By the 19th century children in Scotland and Ireland would disguise themselves in costumes and go door-to-door for food and money. This was known as guising and immigrants brought the practice to America. The first documented mention of children trick or treating was in Alberta, Canada, in 1927. In a little more than a decade the practice spread throughout North America.

For those of us too old to go trick or treating, what are the best ways to celebrate Halloween? Drink spooky wines, of course.


Themed drinking

Optimizing Halloween fun is all about getting into the spirit, so the wine you drink tomorrow night should have something that relates to the scary spirit of the holiday. Some of my favorite Halloween quenchers have truly spooky names and designs.

In the late 1980s, US entrepreneur Michael Machat started importing wines from Transylvania in Romania. Yes, the same place that’s home to the world’s most famous vampire, Dracula. Machat aptly named the wines Vampire Vineyards. A decade later he decided to make his own wines and purchased a winery in Napa Valley.

His scary range of wines include Vampire Merlot with black cherry flavors and herbal notes, Vampire Cabernet Sauvignon with blackberry and dark chocolate flavors and Dracula Syrah that offers spicy black cherry flavors. Vampire Vineyard may have an amusing name but their wines are well-made, distinctive high-quality wines.

Another less expensive yet equally creepy wine is Velvet Devil Merlot from Washington State. This medium body wine offers pleasant raspberry and blueberry flavors with a smooth slightly tannic finish.

Should you be a fan of Aussie wines then I recommend trying two wines from the Southern Australia producer R Wines. The fruit forward Evil Cabernet Sauvignon and Pure Evil Chardonnay are anything but evil on the palate with pleasant ripe fruit flavors and velvety textures.

Another somewhat spooky but fun wine to enjoy on Halloween is Gato Negro which means black cat in Spanish. The Gato Negro line of wines is made by the Chilean giant San Pedro, which has been making wines since 1865. There are several Gato Negro varietals including two whites, a fresh Sauvignon Blanc and fruity Chardonnay and a trio of reds that include a balanced Cabernet Sauvignon, slightly spicy Carmenere and fruit-forward Merlot. All Gato Negro wines are inexpensive and easy-to-drink.

The Casillero del Diablo wines from the Chilean producer Concha y Toro also work for Halloween. Diablo means devil in Spanish and the bottles actually have a rather spooky depiction of the devil. The name Casillero del Diablo started in the 1800s when Don Melchor, founder of Concha y Toro, discovered that his employees were stealing his wines.
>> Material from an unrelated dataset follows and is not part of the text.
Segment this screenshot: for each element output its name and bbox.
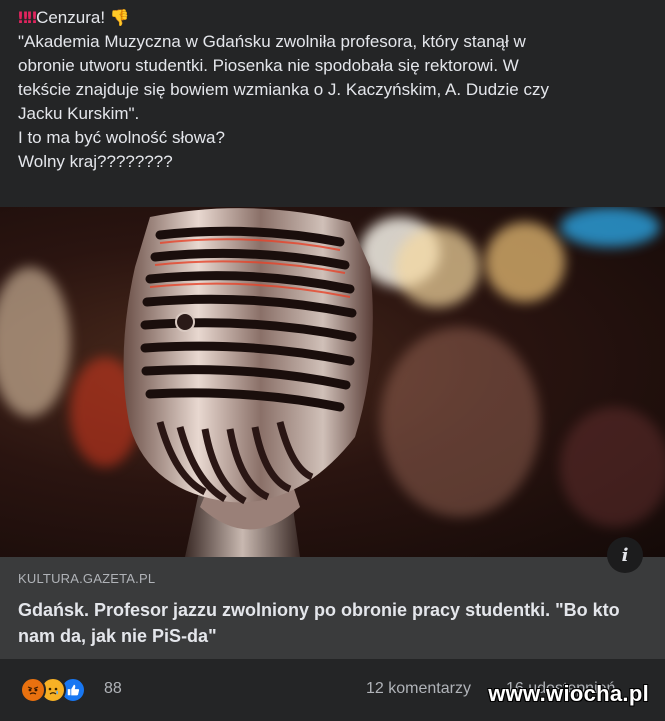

In response, he spread a rumor that the cellar where his wines were stored was the cellar of the devil and inhabited by evil ghosts.

Pairing with chocolate

The scary tale worked and to this day there’s a gold devil’s head on the label of all Casillero del Diablo wines to commemorate Don’s witty deception. The Casillero del Diablo line of wines includes a wide range of popular white and red varieties that offer a quality drinking experience at reasonable costs.

Another important aspect of modern Halloween celebrations is candy, especially chocolate. Matching chocolate and wine has been a deliciously rewarding endeavor ever since cacao beans were discovered by the Europeans at the end of the 15th century.
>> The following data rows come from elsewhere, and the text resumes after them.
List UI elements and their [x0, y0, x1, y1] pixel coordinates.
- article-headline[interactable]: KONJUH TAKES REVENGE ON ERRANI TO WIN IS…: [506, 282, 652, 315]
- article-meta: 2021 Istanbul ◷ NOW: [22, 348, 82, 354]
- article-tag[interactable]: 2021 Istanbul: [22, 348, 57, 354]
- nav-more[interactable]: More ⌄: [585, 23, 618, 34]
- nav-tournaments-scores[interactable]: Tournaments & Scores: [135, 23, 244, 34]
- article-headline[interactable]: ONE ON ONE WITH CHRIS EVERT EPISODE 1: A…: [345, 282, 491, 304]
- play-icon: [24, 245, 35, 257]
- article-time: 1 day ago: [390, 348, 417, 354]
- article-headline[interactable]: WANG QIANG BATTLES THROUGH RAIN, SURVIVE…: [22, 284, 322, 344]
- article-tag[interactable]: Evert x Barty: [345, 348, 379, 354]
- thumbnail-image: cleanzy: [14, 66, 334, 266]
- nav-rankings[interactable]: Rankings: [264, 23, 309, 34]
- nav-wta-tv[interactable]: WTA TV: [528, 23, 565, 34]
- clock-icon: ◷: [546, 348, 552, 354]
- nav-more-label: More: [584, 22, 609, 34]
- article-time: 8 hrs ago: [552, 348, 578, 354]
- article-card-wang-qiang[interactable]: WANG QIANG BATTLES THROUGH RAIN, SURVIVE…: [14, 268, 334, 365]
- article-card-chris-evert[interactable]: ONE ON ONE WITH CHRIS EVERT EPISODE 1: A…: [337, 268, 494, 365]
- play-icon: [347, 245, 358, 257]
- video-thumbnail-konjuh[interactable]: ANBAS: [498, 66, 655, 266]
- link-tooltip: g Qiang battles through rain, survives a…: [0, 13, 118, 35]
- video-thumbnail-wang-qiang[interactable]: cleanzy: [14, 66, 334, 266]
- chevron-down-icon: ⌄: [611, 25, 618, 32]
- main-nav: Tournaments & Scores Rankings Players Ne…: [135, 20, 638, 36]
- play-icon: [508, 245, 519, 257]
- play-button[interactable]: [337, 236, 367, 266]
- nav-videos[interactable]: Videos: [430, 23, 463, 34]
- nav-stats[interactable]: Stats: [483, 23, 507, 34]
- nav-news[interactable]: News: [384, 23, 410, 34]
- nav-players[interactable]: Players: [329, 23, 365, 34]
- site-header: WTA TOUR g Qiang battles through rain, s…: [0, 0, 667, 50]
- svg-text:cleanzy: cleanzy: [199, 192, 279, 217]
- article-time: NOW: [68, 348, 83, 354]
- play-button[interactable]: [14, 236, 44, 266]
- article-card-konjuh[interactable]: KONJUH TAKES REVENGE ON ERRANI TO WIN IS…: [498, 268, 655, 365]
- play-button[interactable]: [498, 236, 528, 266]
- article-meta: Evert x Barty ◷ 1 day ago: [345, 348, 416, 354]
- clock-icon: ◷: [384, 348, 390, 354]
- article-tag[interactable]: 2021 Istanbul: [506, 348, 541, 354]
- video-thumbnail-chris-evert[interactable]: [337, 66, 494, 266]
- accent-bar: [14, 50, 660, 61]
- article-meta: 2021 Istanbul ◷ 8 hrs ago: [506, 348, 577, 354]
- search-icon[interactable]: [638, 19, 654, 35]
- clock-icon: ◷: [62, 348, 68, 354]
For centuries most connoisseurs adhered to the idea that a dessert wine should be just a little sweeter than the dessert. This tried and true rule allows us to match dark chocolates that are not too sweet with fruity red wines, especially full-bodied wines like Californian Zinfandels and Italian Amarone and Nero d’Avlo wines.
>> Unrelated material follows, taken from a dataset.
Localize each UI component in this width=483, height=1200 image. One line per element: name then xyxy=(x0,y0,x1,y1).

These reds aren’t really sweet but they are full of ripe fruit flavors and have heady alcohol content. The combination of fruit and alcohol makes them ideal partners to dark chocolate.

Sweeter milk chocolate or white chocolate is best accompanied by a sweet sparkler like Moscato d’Asti from Piedmont, Italy, or a demi sec Champagne or CAVA. These sweet sparklers not only work wonderfully with the sweet creamy flavors of the chocolate but their bubbles and natural acidity also cleanse the palate.

Sweet fortified wines like Port or Sherry are also fine partners for chocolate. If you’re enjoying super sweet chocolates then pick an intensely sweet wine like Pedro Ximenez Sherry.